More than 10,000 people, including bishops, priests and nuns from across the country braved intense heat to march five kilometers to the Indian parliament.
The march capped a four-day protest that began on Monday with a fast organized by several Christian groups, and ended at Jantar Mantar.
Cardinal Oswald Gracias, who attended the rally, has urged the government to grant scheduled caste status to dalit Christians and Muslims.
The prelate, who heads the Catholic Church in India, said excluding them from reservations is “blatant discrimination” and in violation of the Indian constitution, which guarantees equality.
Cardinal Gracias also asked the government to follow its own commission’s recommendation to grand Scheduled Caste status to dalit Christians and Muslims.
The National Commission for Religious and Linguistic Minorities, popularly known as the Ranganath Misra Commission, said in a 2007 report that denying the quota right to Christian and Muslim dalits violated justice.
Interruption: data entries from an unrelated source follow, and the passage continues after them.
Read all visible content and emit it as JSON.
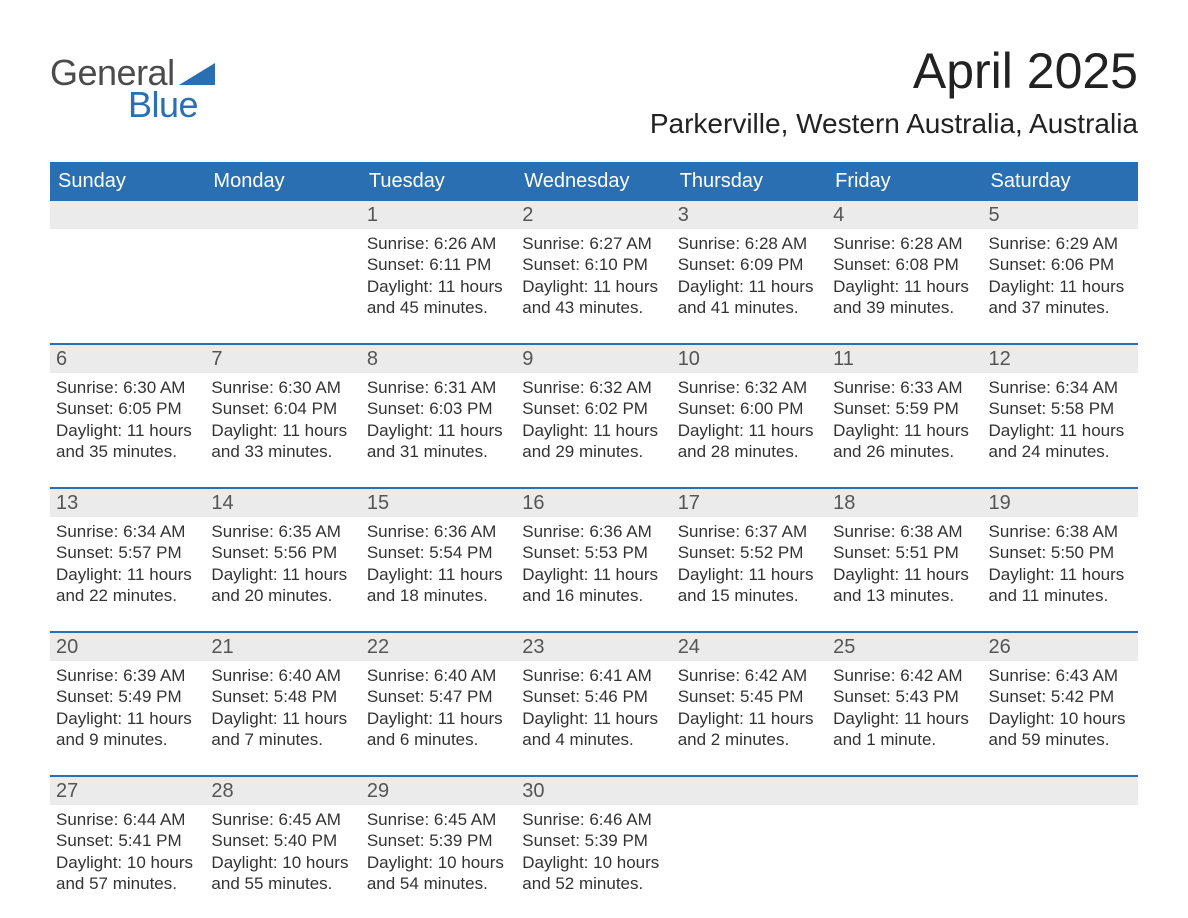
{
  "logo": {
    "line1": "General",
    "line2": "Blue"
  },
  "title": "April 2025",
  "subtitle": "Parkerville, Western Australia, Australia",
  "colors": {
    "header_bg": "#2b6fb3",
    "daynum_bg": "#ebebeb",
    "rule": "#2b6fb3",
    "text": "#333333",
    "logo_gray": "#4b4b4b"
  },
  "day_names": [
    "Sunday",
    "Monday",
    "Tuesday",
    "Wednesday",
    "Thursday",
    "Friday",
    "Saturday"
  ],
  "weeks": [
    [
      null,
      null,
      {
        "n": "1",
        "sunrise": "Sunrise: 6:26 AM",
        "sunset": "Sunset: 6:11 PM",
        "daylight": "Daylight: 11 hours and 45 minutes."
      },
      {
        "n": "2",
        "sunrise": "Sunrise: 6:27 AM",
        "sunset": "Sunset: 6:10 PM",
        "daylight": "Daylight: 11 hours and 43 minutes."
      },
      {
        "n": "3",
        "sunrise": "Sunrise: 6:28 AM",
        "sunset": "Sunset: 6:09 PM",
        "daylight": "Daylight: 11 hours and 41 minutes."
      },
      {
        "n": "4",
        "sunrise": "Sunrise: 6:28 AM",
        "sunset": "Sunset: 6:08 PM",
        "daylight": "Daylight: 11 hours and 39 minutes."
      },
      {
        "n": "5",
        "sunrise": "Sunrise: 6:29 AM",
        "sunset": "Sunset: 6:06 PM",
        "daylight": "Daylight: 11 hours and 37 minutes."
      }
    ],
    [
      {
        "n": "6",
        "sunrise": "Sunrise: 6:30 AM",
        "sunset": "Sunset: 6:05 PM",
        "daylight": "Daylight: 11 hours and 35 minutes."
      },
      {
        "n": "7",
        "sunrise": "Sunrise: 6:30 AM",
        "sunset": "Sunset: 6:04 PM",
        "daylight": "Daylight: 11 hours and 33 minutes."
      },
      {
        "n": "8",
        "sunrise": "Sunrise: 6:31 AM",
        "sunset": "Sunset: 6:03 PM",
        "daylight": "Daylight: 11 hours and 31 minutes."
      },
      {
        "n": "9",
        "sunrise": "Sunrise: 6:32 AM",
        "sunset": "Sunset: 6:02 PM",
        "daylight": "Daylight: 11 hours and 29 minutes."
      },
      {
        "n": "10",
        "sunrise": "Sunrise: 6:32 AM",
        "sunset": "Sunset: 6:00 PM",
        "daylight": "Daylight: 11 hours and 28 minutes."
      },
      {
        "n": "11",
        "sunrise": "Sunrise: 6:33 AM",
        "sunset": "Sunset: 5:59 PM",
        "daylight": "Daylight: 11 hours and 26 minutes."
      },
      {
        "n": "12",
        "sunrise": "Sunrise: 6:34 AM",
        "sunset": "Sunset: 5:58 PM",
        "daylight": "Daylight: 11 hours and 24 minutes."
      }
    ],
    [
      {
        "n": "13",
        "sunrise": "Sunrise: 6:34 AM",
        "sunset": "Sunset: 5:57 PM",
        "daylight": "Daylight: 11 hours and 22 minutes."
      },
      {
        "n": "14",
        "sunrise": "Sunrise: 6:35 AM",
        "sunset": "Sunset: 5:56 PM",
        "daylight": "Daylight: 11 hours and 20 minutes."
      },
      {
        "n": "15",
        "sunrise": "Sunrise: 6:36 AM",
        "sunset": "Sunset: 5:54 PM",
        "daylight": "Daylight: 11 hours and 18 minutes."
      },
      {
        "n": "16",
        "sunrise": "Sunrise: 6:36 AM",
        "sunset": "Sunset: 5:53 PM",
        "daylight": "Daylight: 11 hours and 16 minutes."
      },
      {
        "n": "17",
        "sunrise": "Sunrise: 6:37 AM",
        "sunset": "Sunset: 5:52 PM",
        "daylight": "Daylight: 11 hours and 15 minutes."
      },
      {
        "n": "18",
        "sunrise": "Sunrise: 6:38 AM",
        "sunset": "Sunset: 5:51 PM",
        "daylight": "Daylight: 11 hours and 13 minutes."
      },
      {
        "n": "19",
        "sunrise": "Sunrise: 6:38 AM",
        "sunset": "Sunset: 5:50 PM",
        "daylight": "Daylight: 11 hours and 11 minutes."
      }
    ],
    [
      {
        "n": "20",
        "sunrise": "Sunrise: 6:39 AM",
        "sunset": "Sunset: 5:49 PM",
        "daylight": "Daylight: 11 hours and 9 minutes."
      },
      {
        "n": "21",
        "sunrise": "Sunrise: 6:40 AM",
        "sunset": "Sunset: 5:48 PM",
        "daylight": "Daylight: 11 hours and 7 minutes."
      },
      {
        "n": "22",
        "sunrise": "Sunrise: 6:40 AM",
        "sunset": "Sunset: 5:47 PM",
        "daylight": "Daylight: 11 hours and 6 minutes."
      },
      {
        "n": "23",
        "sunrise": "Sunrise: 6:41 AM",
        "sunset": "Sunset: 5:46 PM",
        "daylight": "Daylight: 11 hours and 4 minutes."
      },
      {
        "n": "24",
        "sunrise": "Sunrise: 6:42 AM",
        "sunset": "Sunset: 5:45 PM",
        "daylight": "Daylight: 11 hours and 2 minutes."
      },
      {
        "n": "25",
        "sunrise": "Sunrise: 6:42 AM",
        "sunset": "Sunset: 5:43 PM",
        "daylight": "Daylight: 11 hours and 1 minute."
      },
      {
        "n": "26",
        "sunrise": "Sunrise: 6:43 AM",
        "sunset": "Sunset: 5:42 PM",
        "daylight": "Daylight: 10 hours and 59 minutes."
      }
    ],
    [
      {
        "n": "27",
        "sunrise": "Sunrise: 6:44 AM",
        "sunset": "Sunset: 5:41 PM",
        "daylight": "Daylight: 10 hours and 57 minutes."
      },
      {
        "n": "28",
        "sunrise": "Sunrise: 6:45 AM",
        "sunset": "Sunset: 5:40 PM",
        "daylight": "Daylight: 10 hours and 55 minutes."
      },
      {
        "n": "29",
        "sunrise": "Sunrise: 6:45 AM",
        "sunset": "Sunset: 5:39 PM",
        "daylight": "Daylight: 10 hours and 54 minutes."
      },
      {
        "n": "30",
        "sunrise": "Sunrise: 6:46 AM",
        "sunset": "Sunset: 5:39 PM",
        "daylight": "Daylight: 10 hours and 52 minutes."
      },
      null,
      null,
      null
    ]
  ]
}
The government tabled the report in parliament in 2009.
The National Coordination Committee for Dalit Christians, a joint program of the Catholic Bishops’ Council of India and the National Council of Churches in India, organized the hunger strike and rally.
Organizers have previously said Christians and Muslims of scheduled caste origin should get the educational and employment benefits given to their counterparts in other religions.